Monday, November 19, 2007

An Overview of Recent Manufacturing Reports

We're at a point in the month where there have been several manufacturing reports. In addition, the recent industrial production number seemed to cause some concern. So let's look at some of these recent reports.

From the Federal Reserve:

Industrial production decreased 0.5 percent in October after having increased 0.2 percent in September. At 114.0 percent of its 2002 average, total industrial production in October was 1.8 percent above its year-earlier level. Output in the manufacturing sector fell 0.4 percent in October. The output of utilities dropped 1.6 percent, primarily because of a decline in gas utilities; the output at mines fell 0.6 percent, reversing September's gain. Capacity utilization for total industry declined to 81.7 percent, a rate equal to its year-earlier level but 0.7 percentage point above its 1972-2006 average.


The output of consumer goods dropped 0.7 percent in October; the decreases were widespread


The index for business equipment edged down 0.1 percent in October.


In October, the index for construction supplies moved down 0.4 percent, its fourth consecutive monthly decline; nevertheless, the index remained 0.1 percent above its year-earlier level.


The production of materials fell 0.4 percent in October after having risen 0.3 percent in September

Still, as this chart from Econoday indicates, overall industrial production is still positive.

This chart looks like the best way to describe US manufacturing is "fair". It could be higher, but we're still positive and still growing. My guess is foreign demand is really helping out with this figure.

From the Philadelphia Fed (November 15):

Activity in the region’s manufacturing sector continued to expand in November at about the same modest pace as in October, according to firms responding to this month’s Business Outlook Survey. Indicators for general activity and new orders remained positive and increased slightly from their readings last month. The employment index, while remaining positive, fell notably this month. Firms continued to report a rise in prices for inputs, and prices for the firms’ own manufactured goods have increased in recent months. The region’s manufacturing executives were substantially less optimistic about future activity than they were in October, and responses to special questions indicated that some firms are cutting back on fourth-quarter production plans.

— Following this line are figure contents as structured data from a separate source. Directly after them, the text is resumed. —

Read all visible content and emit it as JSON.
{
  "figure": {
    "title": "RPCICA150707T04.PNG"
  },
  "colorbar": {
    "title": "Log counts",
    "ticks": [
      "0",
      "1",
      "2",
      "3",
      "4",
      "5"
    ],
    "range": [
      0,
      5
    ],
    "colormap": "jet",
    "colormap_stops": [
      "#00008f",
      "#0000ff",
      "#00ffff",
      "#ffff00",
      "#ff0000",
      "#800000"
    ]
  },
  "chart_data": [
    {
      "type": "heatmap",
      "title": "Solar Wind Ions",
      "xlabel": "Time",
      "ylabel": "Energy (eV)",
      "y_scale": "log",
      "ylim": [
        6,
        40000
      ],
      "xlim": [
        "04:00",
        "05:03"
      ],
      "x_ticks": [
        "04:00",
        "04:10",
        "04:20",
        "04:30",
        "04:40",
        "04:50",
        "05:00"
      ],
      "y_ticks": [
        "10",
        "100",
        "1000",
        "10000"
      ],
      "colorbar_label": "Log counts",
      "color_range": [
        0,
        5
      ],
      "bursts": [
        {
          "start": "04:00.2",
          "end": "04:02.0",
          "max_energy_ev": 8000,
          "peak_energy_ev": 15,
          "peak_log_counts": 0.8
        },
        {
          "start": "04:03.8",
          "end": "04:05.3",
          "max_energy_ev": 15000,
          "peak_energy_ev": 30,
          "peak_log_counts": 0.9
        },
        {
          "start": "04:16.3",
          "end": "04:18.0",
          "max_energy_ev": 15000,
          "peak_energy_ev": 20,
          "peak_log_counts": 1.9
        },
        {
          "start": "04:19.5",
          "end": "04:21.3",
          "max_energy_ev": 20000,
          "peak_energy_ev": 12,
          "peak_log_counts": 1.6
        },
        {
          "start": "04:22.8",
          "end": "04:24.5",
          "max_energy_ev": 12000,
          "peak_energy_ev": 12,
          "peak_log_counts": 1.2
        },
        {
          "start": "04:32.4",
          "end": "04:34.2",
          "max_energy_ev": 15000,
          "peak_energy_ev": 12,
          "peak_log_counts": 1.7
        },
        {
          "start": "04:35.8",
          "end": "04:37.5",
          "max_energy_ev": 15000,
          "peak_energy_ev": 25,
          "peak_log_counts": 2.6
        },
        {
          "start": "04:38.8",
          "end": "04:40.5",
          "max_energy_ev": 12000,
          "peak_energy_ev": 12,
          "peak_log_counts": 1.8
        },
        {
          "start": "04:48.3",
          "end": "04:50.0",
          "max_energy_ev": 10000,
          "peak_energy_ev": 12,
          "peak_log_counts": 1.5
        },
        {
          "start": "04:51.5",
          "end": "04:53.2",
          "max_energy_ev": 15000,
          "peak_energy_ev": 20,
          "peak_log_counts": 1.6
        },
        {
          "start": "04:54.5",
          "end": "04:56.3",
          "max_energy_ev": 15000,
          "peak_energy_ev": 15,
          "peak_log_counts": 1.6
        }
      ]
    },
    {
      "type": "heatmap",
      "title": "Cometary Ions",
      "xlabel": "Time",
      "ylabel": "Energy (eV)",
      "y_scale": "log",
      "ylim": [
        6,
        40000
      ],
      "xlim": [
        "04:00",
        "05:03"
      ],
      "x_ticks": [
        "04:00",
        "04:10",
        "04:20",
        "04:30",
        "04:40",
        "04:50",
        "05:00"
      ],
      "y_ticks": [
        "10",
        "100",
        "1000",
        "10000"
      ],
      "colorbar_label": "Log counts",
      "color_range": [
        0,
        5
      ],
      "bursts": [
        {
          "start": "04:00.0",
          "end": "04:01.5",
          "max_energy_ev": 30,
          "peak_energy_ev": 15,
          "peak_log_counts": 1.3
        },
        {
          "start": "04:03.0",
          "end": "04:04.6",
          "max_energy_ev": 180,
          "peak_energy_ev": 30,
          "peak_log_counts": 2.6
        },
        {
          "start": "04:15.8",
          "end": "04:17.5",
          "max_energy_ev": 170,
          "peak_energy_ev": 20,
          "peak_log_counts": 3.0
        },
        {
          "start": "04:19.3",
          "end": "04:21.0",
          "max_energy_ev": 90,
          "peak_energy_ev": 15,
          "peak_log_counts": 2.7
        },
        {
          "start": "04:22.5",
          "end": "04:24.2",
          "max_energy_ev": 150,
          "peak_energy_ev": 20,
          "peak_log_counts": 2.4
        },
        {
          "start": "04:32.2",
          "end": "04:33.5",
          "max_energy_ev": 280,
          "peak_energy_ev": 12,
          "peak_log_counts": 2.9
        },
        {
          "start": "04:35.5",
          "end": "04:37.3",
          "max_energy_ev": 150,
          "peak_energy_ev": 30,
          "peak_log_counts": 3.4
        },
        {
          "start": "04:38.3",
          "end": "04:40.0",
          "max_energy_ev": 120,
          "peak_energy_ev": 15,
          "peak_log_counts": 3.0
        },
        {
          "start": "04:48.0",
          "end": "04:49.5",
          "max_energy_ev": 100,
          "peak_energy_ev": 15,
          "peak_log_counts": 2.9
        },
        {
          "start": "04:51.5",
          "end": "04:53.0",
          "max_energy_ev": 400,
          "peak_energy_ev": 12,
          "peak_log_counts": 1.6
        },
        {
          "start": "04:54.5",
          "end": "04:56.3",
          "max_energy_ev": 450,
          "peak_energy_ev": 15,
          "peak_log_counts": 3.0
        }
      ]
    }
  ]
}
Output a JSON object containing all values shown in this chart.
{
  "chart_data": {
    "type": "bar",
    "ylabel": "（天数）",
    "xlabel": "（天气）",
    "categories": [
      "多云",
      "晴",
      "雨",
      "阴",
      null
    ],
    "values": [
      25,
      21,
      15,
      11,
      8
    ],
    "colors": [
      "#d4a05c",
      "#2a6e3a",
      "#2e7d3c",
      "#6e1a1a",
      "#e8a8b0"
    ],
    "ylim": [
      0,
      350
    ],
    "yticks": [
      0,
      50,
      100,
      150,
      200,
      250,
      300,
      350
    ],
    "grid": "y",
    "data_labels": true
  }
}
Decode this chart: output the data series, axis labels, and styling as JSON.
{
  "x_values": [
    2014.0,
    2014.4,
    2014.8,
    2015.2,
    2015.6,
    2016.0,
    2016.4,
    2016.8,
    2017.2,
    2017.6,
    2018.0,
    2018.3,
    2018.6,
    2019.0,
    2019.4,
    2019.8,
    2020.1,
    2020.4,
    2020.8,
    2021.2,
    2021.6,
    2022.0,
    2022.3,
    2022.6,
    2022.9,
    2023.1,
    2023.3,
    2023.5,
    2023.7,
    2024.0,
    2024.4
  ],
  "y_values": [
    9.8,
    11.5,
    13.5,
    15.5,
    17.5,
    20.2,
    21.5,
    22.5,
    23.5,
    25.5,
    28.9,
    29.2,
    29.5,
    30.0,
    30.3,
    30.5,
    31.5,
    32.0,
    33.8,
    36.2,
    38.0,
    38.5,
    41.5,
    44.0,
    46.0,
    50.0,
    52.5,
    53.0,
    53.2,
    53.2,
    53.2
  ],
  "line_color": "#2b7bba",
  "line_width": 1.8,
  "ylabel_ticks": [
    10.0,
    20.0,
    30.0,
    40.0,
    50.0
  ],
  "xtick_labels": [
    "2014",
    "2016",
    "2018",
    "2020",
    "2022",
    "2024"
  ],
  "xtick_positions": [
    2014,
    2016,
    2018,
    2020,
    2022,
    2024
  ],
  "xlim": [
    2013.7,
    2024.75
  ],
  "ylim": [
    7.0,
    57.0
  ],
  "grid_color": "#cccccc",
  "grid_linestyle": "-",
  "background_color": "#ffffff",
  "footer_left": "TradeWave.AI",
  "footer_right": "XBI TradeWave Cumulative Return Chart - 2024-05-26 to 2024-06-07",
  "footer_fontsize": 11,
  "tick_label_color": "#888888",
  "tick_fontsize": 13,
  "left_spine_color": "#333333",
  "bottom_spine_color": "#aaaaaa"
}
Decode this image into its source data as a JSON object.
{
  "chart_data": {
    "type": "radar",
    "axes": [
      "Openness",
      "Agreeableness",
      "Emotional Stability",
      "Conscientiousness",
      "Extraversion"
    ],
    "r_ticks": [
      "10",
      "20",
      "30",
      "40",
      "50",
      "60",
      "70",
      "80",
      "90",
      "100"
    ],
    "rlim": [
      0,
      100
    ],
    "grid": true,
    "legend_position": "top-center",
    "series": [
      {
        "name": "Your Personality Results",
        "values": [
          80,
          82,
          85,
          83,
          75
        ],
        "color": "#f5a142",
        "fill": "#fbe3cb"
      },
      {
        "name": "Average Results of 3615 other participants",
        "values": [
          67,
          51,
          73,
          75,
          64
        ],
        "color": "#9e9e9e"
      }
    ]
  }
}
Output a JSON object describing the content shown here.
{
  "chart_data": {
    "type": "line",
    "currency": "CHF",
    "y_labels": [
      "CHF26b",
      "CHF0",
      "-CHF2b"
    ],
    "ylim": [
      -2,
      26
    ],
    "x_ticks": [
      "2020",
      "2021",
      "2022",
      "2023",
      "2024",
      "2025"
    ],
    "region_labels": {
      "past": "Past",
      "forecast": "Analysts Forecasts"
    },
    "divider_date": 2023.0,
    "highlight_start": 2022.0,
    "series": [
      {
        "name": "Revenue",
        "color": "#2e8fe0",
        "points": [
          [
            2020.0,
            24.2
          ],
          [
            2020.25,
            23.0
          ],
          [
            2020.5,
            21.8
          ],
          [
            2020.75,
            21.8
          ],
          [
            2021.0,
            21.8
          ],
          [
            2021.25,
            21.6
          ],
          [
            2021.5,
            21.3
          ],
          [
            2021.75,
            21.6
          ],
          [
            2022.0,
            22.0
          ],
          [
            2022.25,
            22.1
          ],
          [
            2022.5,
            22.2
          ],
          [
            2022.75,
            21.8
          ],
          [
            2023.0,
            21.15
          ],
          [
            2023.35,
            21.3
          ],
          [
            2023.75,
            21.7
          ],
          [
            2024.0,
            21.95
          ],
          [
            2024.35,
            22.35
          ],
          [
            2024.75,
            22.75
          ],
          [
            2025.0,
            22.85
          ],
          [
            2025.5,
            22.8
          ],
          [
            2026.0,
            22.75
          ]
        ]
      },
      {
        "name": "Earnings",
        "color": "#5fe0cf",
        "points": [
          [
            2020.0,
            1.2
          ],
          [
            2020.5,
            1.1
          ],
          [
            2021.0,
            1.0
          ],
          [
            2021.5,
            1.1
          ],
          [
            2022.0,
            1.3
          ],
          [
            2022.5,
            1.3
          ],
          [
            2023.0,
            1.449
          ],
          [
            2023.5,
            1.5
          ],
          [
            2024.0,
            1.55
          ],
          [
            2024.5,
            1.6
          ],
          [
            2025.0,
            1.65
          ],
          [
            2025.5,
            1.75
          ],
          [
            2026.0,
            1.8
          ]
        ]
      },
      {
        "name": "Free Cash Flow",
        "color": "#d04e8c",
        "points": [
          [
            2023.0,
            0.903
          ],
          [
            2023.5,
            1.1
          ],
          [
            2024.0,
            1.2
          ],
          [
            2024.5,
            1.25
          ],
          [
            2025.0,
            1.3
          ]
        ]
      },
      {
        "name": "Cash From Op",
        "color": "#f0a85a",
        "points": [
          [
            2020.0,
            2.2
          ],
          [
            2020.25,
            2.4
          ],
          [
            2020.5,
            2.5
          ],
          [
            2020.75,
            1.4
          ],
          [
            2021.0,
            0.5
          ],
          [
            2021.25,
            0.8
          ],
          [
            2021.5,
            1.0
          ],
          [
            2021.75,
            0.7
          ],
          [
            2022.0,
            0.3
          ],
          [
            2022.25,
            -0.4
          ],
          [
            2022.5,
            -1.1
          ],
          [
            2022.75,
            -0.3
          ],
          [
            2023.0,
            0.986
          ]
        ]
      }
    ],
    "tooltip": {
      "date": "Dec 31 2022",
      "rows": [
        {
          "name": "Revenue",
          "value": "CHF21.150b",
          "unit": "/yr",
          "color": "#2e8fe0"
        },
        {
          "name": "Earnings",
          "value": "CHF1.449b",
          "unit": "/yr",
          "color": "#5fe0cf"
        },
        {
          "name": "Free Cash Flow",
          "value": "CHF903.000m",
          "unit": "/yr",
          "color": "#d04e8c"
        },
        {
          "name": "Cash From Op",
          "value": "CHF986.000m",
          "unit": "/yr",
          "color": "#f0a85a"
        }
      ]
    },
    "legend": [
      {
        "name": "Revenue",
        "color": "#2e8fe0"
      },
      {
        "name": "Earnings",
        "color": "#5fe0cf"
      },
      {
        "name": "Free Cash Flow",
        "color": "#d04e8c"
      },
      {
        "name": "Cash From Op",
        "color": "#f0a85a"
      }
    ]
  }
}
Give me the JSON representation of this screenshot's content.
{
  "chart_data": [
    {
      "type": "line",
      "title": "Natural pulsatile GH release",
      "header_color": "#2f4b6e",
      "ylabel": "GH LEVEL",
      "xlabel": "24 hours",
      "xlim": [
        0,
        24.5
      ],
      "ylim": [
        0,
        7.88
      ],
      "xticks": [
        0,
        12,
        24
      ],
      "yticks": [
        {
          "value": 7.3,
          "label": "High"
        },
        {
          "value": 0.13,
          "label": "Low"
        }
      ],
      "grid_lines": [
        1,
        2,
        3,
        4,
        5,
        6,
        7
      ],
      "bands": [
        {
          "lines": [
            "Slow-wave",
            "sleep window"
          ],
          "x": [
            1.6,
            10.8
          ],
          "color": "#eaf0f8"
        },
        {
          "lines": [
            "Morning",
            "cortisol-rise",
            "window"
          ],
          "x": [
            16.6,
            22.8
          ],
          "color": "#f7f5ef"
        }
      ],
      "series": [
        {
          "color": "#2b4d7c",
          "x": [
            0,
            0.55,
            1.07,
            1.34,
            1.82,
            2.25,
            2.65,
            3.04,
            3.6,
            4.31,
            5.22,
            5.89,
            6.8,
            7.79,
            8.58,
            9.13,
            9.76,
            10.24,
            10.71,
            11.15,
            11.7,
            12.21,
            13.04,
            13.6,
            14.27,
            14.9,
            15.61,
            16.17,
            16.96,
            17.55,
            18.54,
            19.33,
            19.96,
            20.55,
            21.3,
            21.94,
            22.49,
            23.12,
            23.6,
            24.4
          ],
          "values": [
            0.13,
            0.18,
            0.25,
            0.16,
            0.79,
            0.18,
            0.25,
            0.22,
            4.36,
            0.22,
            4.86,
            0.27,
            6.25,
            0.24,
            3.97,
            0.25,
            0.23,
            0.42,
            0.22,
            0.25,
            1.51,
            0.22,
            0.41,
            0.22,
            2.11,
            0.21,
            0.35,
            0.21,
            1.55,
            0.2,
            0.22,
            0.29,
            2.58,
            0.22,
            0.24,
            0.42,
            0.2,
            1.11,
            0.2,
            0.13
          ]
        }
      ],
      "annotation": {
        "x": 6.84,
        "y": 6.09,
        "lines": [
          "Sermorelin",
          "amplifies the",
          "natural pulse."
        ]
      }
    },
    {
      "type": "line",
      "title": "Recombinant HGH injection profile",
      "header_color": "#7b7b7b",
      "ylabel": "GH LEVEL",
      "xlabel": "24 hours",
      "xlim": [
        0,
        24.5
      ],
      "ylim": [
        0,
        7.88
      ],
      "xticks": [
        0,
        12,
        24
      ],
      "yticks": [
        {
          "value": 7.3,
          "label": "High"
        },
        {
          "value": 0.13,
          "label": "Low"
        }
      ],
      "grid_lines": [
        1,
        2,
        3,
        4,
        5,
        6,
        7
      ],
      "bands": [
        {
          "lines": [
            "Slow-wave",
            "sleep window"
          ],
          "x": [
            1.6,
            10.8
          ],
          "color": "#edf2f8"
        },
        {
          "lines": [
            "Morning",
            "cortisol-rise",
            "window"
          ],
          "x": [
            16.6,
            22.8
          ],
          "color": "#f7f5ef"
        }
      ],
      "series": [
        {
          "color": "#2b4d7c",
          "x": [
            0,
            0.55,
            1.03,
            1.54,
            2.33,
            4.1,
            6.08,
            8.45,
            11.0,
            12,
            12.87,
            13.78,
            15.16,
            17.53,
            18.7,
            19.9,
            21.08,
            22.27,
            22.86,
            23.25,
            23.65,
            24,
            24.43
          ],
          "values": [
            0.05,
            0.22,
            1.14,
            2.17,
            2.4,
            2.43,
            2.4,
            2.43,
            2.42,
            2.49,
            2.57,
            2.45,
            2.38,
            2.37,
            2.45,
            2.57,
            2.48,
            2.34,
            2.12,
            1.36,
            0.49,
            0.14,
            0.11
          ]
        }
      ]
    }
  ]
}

This, again, looks like a "fair" report. There are two causes for concern. The first is the decrease in employment. This could indicate companies are looking to scale back costs. Secondly, the prices paid for inputs category is increasing. I am always suspicious of future predictions and tend to discount them regardless of the overall sentiment.

From the NY Fed (November 15):

The Empire State Manufacturing Survey indicates that conditions for New York manufacturers improved in November, at a pace close to that observed in October. The general business conditions index held steady at 27.4. The new orders and shipments indexes were also elevated and near last month’s levels. The prices paid index rose to its highest level in more than a year, while the prices received index was less elevated and declined modestly. Employment indexes, though positive, were markedly lower than in October. The degree of optimism regarding conditions six months ahead deteriorated: future activity indexes remained positive but dropped noticeably. The future prices paid index rose sharply to its highest level in considerably more than a year.

Here's the accompanying chart:

I would also classify this report as fair. The accompanying chart indicates overall conditions are fine; they're at levels seen in 2004, 2005 and 2006. Again we see a decline in the employment number. This is consistent with the Philly survey and could indicate a shift in business sentiment. However, one month is not a trend and we need more data before we draw a firm conclusion.

On October 31, the NAPM index dropped to 49 (PDF). New orders dropped as well. Here's the report's conclusion:

This conclusion is a cause for concern.

From the Kansas Fed (October 25):

Tenth District manufacturing output expanded modestly in October, and producers remained largely positive about future activity. However, orders and employment indexes were sluggish, and firms continued to trim inventories. Most price indexes in the survey edged up slightly.

Once again we see employment as "sluggish." That's the third district that has made a negative comment about employment.

Richmond Fed (October 23):

Manufacturing activity pulled back in October; Shipments and new orders decrease; But expectations upbeat

Manufacturing activity in the central Atlantic region pulled back in October, after expanding during the previous four months, according to the Richmond Fed’s latest survey. The index of overall activity was pushed lower as shipments and new orders edged into negative territory. Most other indicators also suggested weaker activity. District contacts reported that the pace of hiring flattened, order backlogs declined further and delivery times grew more slowly. Furthermore, manufacturers reported that capacity utilization reversed its positive reading seen last month and that inventories grew at a slightly slower pace.

Despite the decline in activity, manufacturers were more optimistic about their future prospects in October. Firms anticipated that their shipments, new orders, capacity utilization and employment would grow more rapidly in the months ahead.

While this index dropped, it did so after four months of increases. This looks more like a natural pullback rather than a problem.

The overall read I get from all of these reports is "fair" with cause for concern. The national number could be higher but is still expanding. While the latest figures showed a drop, it is only one month of information and the year over year chart still shows an expansion.

The regional reports are mixed, and three indicated that employment was a concern. This could be an indication that companies are looking to cut back on labor, which is never a good sign.